Most corpora only support a limited number of linguistically useful subcorpora, and if subcorpora are to be used to constrain searches, a subcorpus must be quite large, or most searches will return no hits. This fits with a user interface consideration: we want to present the user with a limited number of options, all of which he/she understands, in a single screen. For all of these reasons, as a rule of thumb, we suggest that the team preparing the corpus focus on not more than ten features which are likely to be useful for creating subcorpora, with each feature not having more thanten values, and each feature-value pair accounting for atleast 2-3% of the whole corpus.

For example, for the English component of the NCI (New Corpus for Ireland), the features and their possible values are

genre:     imaginative, informative
mode:      spoken, written
region:    Irish, British, Amnerican
ie region: North, South, East, West, u 
     (applies only to Irish English, all else is u(nclassified)
genre2:    arts/culture, business/finance, drama, fiction, govt,
           hard/applied-science, information, leisure, 
           non-fiction, politics, religion/philosophy, 
           social-science, u
medium:    book, conversation, newspaper, official-govt, 
           periodical, unpublished, website, u
           bnc, gigaword, lexmc, limerick-corp, nitcs, web

While the list displays a range of anomalies, it also shows an attempt to take a range of kinds of material from a range of types of sources (as listed as values of the last feature; we used several existing corpora as input) into a coherent and usable whole.

Implicit information

There is much information available that is implicit. Two examples: if there is date information available, then a feature for decade can be built. If the corpus spans several decades, then this will be a useful feature for exploring language change. The date feature by itself will have too many values, each accounting for too little data, to be useful.

Second: many corpora are built up from a number of newspapers as well as other sources, with the name of the newspaper held somewhere in the header or filename. But the newspaper name is not directly useful to users for building subcorpora. A ‘medium’ feature which takes the value ‘newspaper’ for all newspaper material will be useful and can be inferred from information that is available.

In sum: the people preparing the corpus need to consider what subcorpora will be useful to their users, and then, to work out how corresponding features can be built for all or most documents, given the information available in the document headers, filenames, or anywhere else.

Hierarchical headers

Some header fields, especially ones with many possible values can be structured into a hierarchy. Provided these headers are set up properly in the corpus, the system can handle a hierarchy and present this within Sketch Engine in a user friendly way. See below:


How to set up a hierarchical header

The display in the interface is driven by the data, i.e. by the vertical file. In each header field, all categories must be present that the document belongs to, in form of complete “paths” in the hierarchy. E.g. for a document that belongs to classes “sport”, “sport->football”, “business”, “business->football” and “business->football->manager” the corresponding record will look as follows:

<doc domain="sport,sport::football,business,business::football,business::football::manager">

where ‘,’ is the multivalue separator (can be any character) and ‘::’ is the hierarchy labels separator (can be any string). These two values are specified in the corpus config file.
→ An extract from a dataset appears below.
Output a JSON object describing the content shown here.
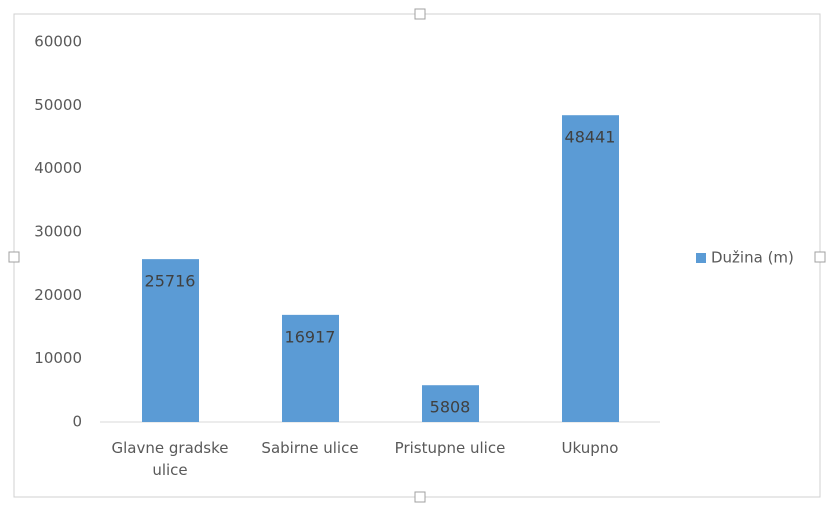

Also, the hierarchical headers need to be specified as MULTIVALUE in the corpus config file. Example of a hierarchical attribute definition in the corpus config file:

   ATTRIBUTE domain {
      MULTIVALUE  "1"
      MULTISEP ","
      HIERARCHICAL   "::"

Please note that such settings cannot be created by automatic means in the Corpus Architect, you have to edit the corpus config file directly, e.g. by switching the corpus to the expert mode.